As we follow the story of Boaz’s kindness to Ruth and Naomi, we see God’s kindness at work. One key word in the book is chesed – in our Bibles it’s translated as kindness, but it is bigger than that. It’s a kind of self-giving love. In The Jesus Storybook Bible, there’s a wonderful repeated phrase that captures something of chesed: it describes God’s love as His “never stopping, never giving up, unbreaking, always and forever love”. This is the kind of love that God shows both the person who has turned away from Him (Naomi) and the person who is regarded an outsider (Ruth), and it’s the same love He offers to each of us today.
Another key idea in the book is how God has set up Israel’s laws to provide for the destitute, particularly through appointing family members as kinsman-redeemers. These people (like Boaz in the story) have a responsibility to rescue their extended family out of poverty and trouble, often at great personal cost.
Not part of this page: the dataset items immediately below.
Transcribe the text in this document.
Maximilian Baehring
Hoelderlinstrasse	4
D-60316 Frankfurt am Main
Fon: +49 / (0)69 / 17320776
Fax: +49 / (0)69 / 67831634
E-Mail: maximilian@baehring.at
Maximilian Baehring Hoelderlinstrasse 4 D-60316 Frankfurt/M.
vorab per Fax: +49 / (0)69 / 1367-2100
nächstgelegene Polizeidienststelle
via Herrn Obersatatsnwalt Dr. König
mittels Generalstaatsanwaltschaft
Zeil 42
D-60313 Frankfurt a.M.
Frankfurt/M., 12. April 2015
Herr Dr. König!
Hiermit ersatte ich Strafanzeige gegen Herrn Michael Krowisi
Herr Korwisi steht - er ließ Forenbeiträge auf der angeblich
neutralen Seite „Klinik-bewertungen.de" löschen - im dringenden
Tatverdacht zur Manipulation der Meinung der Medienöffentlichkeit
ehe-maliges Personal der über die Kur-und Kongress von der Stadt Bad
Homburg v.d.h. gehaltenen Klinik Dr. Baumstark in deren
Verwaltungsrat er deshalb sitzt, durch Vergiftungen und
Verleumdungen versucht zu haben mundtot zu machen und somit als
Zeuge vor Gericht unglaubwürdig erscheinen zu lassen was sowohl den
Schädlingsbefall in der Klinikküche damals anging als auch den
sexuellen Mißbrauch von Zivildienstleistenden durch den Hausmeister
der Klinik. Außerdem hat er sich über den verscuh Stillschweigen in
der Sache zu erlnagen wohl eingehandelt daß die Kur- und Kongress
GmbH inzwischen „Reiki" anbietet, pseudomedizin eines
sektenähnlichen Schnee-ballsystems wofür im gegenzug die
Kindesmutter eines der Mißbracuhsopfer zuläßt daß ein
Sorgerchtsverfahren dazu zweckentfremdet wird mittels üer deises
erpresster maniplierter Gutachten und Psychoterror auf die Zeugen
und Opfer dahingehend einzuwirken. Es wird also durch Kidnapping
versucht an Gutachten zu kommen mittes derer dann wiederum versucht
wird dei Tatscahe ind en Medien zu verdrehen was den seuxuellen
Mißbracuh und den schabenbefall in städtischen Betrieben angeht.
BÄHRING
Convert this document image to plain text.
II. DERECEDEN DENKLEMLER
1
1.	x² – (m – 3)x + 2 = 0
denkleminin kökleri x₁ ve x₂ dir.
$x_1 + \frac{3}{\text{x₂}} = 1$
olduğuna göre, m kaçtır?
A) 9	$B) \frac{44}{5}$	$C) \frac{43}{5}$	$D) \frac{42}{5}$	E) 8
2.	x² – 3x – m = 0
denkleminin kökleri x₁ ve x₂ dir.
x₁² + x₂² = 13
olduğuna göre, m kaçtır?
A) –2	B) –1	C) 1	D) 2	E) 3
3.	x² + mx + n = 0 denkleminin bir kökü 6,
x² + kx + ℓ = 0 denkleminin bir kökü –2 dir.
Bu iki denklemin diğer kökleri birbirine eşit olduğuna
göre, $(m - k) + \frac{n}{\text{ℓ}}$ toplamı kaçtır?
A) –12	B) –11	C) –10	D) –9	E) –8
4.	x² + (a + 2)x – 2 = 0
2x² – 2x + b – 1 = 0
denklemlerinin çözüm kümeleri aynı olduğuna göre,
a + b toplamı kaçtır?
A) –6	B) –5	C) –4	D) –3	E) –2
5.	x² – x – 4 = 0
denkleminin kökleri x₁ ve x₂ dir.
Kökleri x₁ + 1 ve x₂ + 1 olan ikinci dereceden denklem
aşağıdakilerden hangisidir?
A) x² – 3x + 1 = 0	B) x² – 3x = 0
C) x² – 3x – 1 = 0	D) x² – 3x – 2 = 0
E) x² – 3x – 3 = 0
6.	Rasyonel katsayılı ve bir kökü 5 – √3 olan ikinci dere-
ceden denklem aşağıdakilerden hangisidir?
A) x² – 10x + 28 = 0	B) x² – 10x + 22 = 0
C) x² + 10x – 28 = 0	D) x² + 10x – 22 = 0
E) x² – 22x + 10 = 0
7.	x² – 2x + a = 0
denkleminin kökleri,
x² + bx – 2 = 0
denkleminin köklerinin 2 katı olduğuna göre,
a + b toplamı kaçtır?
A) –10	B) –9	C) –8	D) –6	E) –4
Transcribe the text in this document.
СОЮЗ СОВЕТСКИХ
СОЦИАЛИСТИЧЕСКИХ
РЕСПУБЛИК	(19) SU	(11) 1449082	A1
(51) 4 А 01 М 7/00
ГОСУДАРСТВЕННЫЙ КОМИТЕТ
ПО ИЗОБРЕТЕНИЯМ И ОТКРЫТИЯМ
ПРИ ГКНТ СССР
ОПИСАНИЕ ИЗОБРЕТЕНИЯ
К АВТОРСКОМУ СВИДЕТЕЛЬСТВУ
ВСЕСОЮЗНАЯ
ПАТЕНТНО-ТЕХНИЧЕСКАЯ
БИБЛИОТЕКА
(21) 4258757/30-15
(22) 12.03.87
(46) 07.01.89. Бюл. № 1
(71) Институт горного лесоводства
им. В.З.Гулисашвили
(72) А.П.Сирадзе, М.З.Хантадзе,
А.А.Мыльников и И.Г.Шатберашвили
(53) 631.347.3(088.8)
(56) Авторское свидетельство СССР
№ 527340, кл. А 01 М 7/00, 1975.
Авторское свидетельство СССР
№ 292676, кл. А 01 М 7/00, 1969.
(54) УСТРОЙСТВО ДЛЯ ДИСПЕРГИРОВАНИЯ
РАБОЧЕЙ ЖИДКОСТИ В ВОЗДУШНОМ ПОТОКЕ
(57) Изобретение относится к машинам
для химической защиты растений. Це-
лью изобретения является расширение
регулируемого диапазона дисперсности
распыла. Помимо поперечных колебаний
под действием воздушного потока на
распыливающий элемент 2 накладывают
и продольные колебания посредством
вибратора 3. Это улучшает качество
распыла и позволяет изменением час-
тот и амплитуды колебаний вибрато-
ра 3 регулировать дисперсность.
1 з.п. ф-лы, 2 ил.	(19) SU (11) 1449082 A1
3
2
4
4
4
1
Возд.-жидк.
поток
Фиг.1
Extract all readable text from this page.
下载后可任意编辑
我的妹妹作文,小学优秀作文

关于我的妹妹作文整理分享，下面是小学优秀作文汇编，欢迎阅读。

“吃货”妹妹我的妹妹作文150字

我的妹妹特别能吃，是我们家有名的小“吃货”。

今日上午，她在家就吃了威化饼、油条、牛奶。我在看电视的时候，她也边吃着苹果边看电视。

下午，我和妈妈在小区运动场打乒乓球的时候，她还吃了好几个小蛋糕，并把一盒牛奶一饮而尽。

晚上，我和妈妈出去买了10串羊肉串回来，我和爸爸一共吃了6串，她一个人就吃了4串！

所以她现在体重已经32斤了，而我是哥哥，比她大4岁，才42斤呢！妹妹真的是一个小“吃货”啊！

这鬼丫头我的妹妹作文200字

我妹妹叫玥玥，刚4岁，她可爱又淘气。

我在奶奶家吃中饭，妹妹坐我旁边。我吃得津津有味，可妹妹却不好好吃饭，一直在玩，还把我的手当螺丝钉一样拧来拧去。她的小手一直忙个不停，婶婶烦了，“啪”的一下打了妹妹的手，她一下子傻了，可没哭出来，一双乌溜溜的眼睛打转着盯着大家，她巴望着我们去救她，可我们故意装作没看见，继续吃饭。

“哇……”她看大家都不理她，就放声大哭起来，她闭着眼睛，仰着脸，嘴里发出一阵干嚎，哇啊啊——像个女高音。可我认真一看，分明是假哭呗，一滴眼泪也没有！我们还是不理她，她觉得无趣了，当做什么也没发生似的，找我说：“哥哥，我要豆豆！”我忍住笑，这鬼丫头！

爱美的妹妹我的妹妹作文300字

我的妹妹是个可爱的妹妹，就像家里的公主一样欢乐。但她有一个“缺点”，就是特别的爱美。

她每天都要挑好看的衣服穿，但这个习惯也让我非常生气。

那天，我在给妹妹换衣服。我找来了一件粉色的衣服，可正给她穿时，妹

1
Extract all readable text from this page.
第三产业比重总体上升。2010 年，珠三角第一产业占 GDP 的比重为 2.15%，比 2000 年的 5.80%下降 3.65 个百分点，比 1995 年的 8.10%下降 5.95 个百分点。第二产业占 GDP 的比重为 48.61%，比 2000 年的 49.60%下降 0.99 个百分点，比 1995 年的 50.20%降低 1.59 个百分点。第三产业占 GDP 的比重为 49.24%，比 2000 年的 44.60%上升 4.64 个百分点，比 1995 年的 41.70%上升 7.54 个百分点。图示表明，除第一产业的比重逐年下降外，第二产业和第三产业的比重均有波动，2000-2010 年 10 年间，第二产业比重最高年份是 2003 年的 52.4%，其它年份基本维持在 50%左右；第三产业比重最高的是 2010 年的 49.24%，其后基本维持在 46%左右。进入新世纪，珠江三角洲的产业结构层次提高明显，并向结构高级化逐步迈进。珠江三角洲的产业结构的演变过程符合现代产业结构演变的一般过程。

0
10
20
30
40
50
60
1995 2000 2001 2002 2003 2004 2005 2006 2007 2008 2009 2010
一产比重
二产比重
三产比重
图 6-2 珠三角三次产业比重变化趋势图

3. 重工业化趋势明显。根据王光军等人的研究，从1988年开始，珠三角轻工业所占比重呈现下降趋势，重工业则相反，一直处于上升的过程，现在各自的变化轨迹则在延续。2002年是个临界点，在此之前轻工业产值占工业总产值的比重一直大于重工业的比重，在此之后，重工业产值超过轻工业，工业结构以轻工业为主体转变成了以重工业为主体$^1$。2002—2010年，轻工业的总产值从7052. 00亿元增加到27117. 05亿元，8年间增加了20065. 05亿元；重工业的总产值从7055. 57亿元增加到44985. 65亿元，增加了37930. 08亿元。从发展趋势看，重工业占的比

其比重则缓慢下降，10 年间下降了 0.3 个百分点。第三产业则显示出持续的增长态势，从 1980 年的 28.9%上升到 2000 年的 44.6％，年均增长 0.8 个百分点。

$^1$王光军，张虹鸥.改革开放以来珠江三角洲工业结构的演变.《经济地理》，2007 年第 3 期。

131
And as we see that in action through Boaz we see a little shadow of the way Jesus acts as our kinsman-redeemer, sacrificing Himself to rescue us out of trouble and bring us back into His family.
The book of Ruth even ends with a more overt pointer to Jesus, as Ruth’s family line leads to the birth of King David (whose family line culminates in the birth of Jesus as Matthew chapter 1 tells us). This is a story of God being kind to people on an individual level (Boaz, Naomi, Ruth) but also preparing to rescue the whole world. A small story that packs a big punch!
What do you think?
This story may at times feel alien to us, taking place in a different country and a radically different era. Nevertheless we can see our own joys and sorrows mirrored in the characters, and ultimately we see pointers to the rescue God offers us. As Boaz reminds us, God is the best place to turn when we’re in trouble! Here’s what he says to Ruth in chapter 2 verse 12:
May you be richly rewarded by the Lord, the God of Israel, under whose wings you have come to take refuge.
Are you ready to turn to God like Ruth and Naomi did?